4. Se invece uno è privo della grazia di Dio e non è peccatore manifesto né ha ricevuto la proibizione di ricevere i sacramenti, se chiede la Santa Comunione il sacerdote o il ministro gliela deve dare. 
Il rifiuto infatti comporterebbe diffamazione per il soggetto e scandalo per la comunità cristiana che non è a conoscenza dei motivi del diniego.

5. Scrive ancora San Tommaso: “Se i peccatori non sono notori ma occulti, non si può negare la santa comunione quando la chiedono. Perché, essendo ogni cristiano ammesso alla mensa del Signore per il fatto che è battezzato, non gli si può togliere il suo diritto se non per una ragione manifesta. Per questo, commentando le parole di San Paolo, “Se uno tra voi, chiamandosi fratello, ecc.”, Sant’Agostino afferma: “Noi non possiamo escludere nessuno dalla comunione, se non nel caso che abbia spontaneamente confessato la sua colpa, o sia stato processato e condannato da un tribunale ecclesiastico o civile”” (Ib.).

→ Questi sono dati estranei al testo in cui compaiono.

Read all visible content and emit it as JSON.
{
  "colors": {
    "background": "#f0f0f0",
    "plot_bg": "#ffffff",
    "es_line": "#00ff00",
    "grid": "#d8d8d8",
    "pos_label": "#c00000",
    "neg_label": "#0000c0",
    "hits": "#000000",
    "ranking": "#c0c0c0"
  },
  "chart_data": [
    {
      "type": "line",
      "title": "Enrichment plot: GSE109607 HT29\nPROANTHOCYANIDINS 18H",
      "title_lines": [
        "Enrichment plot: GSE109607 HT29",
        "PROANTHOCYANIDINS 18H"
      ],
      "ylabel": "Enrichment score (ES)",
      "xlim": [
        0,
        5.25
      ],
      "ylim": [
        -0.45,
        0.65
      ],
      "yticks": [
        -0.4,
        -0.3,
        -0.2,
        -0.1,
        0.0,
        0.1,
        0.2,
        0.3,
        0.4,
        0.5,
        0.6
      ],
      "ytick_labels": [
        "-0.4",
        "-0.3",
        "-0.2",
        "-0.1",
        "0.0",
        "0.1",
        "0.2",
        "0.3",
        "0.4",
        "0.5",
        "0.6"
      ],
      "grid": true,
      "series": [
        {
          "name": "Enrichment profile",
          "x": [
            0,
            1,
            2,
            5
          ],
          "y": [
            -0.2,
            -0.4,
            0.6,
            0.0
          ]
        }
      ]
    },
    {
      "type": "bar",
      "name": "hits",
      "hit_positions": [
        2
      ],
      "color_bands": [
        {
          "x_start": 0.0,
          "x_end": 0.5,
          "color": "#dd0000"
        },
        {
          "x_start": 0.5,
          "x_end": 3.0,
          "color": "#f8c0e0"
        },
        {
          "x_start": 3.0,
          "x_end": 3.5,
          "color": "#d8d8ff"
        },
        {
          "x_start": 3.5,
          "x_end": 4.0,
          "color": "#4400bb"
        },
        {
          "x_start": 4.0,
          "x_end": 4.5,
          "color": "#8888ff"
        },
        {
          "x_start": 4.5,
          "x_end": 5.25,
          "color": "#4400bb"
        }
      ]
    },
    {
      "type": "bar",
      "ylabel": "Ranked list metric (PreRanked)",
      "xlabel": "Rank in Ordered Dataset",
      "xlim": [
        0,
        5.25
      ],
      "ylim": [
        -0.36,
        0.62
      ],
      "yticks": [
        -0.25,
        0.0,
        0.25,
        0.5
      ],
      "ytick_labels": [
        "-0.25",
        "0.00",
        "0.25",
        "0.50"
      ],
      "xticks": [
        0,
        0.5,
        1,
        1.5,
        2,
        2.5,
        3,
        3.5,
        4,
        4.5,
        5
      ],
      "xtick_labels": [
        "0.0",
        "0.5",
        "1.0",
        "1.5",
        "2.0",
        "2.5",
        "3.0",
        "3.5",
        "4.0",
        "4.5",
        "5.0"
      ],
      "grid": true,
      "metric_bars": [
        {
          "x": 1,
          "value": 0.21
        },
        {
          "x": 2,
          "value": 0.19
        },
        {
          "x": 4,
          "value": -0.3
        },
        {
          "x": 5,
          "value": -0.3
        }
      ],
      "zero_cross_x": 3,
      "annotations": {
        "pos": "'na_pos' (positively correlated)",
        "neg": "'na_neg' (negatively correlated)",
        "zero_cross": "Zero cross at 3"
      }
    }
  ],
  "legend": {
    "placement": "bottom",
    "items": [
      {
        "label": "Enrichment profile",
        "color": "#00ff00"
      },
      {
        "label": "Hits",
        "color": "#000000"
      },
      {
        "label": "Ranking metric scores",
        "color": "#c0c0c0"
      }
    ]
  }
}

6. Certo, chi fa la Santa Comunione in peccato mortale compie un sacrilegio.
Tuttavia se il sacerdote la negasse, mentre la gente è ignara che chi la chiede è privo della grazia di Dio, compirebbe un peccato ancora più grave.
Scrive San Tommaso: “Sebbene per un peccatore occulto sia peggio peccare mortalmente ricevendo il corpo di Cristo che essere infamato, tuttavia per il sacerdote che lo amministra è peggio peccare mortalmente infamando ingiustamente un peccatore occulto, che permettergli di peccare mortalmente; perché nessuno deve commettere un peccato mortale per evitare la colpa di un altro. Perciò S. Agostino ha scritto: “È una compensazione pericolosissima commettere noi qualche cosa di male allo scopo che un altro non faccia un male più grave”. 
Il peccatore occulto però da parte sua è tenuto a preferire l’infamia alla comunione sacrilega” (Ib., ad 2)).

7. Tuttavia “il sacerdote che è al corrente della colpa, può ammonire privatamente il peccatore occulto oppure avvertire genericamente tutti in pubblico di non accostarsi alla mensa del Signore prima di essersi pentiti dei propri peccati e riconciliati con la Chiesa” (Ib., III, 80, 6).

Ti ringrazio del quesito, ti auguro ogni bene, ti benedico e ti ricordo nella preghiera.